View larger version : [in a new window] Figure 3. a) Peak area of metformin (•), natiglinide (▪) and gliclazide (Δ) vs. different conc of SDS using micellar mobile phase consisting of different SDS molar concentration, 10% n-propanol, 0.3% triethylamine, in 0.02 M phosphoric acid, pH5.6; b) Retention factors of metformin (•), natiglinide (▪) and gliclazide (Δ) vs. different pH using micellar mobile phase consisting of 0.12 M SDS, 10% n-propanol 0.3% triethylamine, in 0.02 M phosphoric acid of different pH values; c) Retention factors of metformin (•), natiglinide (▪) and gliclazide (Δ) vs. different cosurfactants using micellar molile phase consisting of 0.12 M SDS, 10% different cosurfactants, 0.3% triethylamine in 0.02 M phosphoric acid pH5.6.

	ASSAY OF DOSAGE FORMS

   The proposed method was successfully applied to the assay of MT & NT & GL in commercial tablets Fig. 4. The average percent recoveries of different concentrations were based on the average of three replicate determinations. Recovery data obtained from the developed MLC method were statistically compared with those of the comparison methods (31-33) using the Student’s t-test and the variance ratio F-test. The results shown in Table 5 were in good agreement with those obtained with comparison methods.

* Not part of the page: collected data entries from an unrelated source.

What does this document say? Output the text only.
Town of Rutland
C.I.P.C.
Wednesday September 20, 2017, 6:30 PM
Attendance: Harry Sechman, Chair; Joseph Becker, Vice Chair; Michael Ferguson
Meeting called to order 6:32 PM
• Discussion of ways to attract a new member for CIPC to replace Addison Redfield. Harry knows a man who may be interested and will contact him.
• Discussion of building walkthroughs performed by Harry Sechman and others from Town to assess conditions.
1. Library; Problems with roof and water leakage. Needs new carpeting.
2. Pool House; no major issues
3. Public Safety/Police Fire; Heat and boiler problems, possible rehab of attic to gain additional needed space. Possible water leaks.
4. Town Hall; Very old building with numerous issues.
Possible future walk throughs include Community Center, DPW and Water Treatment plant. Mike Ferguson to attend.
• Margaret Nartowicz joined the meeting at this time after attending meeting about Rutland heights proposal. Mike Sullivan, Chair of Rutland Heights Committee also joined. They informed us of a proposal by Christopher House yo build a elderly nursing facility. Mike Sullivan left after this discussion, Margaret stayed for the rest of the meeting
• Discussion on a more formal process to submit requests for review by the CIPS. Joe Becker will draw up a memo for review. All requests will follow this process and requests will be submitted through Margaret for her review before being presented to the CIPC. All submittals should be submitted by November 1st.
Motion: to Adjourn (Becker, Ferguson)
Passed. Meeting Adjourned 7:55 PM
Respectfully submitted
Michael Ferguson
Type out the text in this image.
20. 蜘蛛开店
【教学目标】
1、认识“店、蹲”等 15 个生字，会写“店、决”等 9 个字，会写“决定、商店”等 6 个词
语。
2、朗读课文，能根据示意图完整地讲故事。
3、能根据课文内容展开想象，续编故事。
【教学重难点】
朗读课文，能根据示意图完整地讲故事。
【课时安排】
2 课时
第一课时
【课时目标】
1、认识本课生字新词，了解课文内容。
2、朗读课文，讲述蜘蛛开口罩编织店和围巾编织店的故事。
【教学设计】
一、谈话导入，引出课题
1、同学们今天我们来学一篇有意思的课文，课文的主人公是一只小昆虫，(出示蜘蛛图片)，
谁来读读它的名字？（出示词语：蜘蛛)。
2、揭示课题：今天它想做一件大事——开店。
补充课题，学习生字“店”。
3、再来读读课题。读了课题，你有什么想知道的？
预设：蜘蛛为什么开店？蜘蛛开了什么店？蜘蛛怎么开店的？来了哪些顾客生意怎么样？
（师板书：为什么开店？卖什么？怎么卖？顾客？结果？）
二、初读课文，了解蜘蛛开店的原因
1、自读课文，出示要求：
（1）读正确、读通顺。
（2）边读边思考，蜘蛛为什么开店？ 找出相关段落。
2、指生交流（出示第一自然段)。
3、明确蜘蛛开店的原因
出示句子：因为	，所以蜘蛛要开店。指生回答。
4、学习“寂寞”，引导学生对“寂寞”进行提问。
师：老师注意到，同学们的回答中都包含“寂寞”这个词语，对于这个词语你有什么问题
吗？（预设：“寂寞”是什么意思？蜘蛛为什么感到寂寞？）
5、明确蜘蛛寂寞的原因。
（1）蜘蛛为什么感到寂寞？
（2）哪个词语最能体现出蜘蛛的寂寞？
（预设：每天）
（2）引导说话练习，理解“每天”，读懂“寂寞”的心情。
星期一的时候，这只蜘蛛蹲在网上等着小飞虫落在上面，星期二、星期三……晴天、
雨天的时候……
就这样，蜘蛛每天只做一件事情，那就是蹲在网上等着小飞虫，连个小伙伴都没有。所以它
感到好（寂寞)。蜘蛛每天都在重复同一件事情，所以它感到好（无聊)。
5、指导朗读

View larger version : [in a new window] Figiure 4. Representative chromatogram showing a) 10 μg/mL Glucophage tablet; b) 10 μg/mL Starlix tablet; c) 10 μg/mL Diamicron tablet under described chromatographic conditions.

	SOLUTION STABILITY

   The stability of the stock solution was determined by quantification of antidiabetic drugs and comparison to freshly prepared standard solutions. No significant change was observed in standard solution response, relative to freshly prepared standard. Similarly, the stability of the mobile phase was checked. The results obtained in both cases proved that the sample solution and mobile phase used during the assay were stable up to 7 days.

	CONCLUSION

   The proposed micellar liquid chromatography method for the determination of metformin, nateglinide and gliclazide was found to be simple, sensitive and precise. The method can be used for determining the three drugs in their pharmaceutical preparations in single short time chromatographic run.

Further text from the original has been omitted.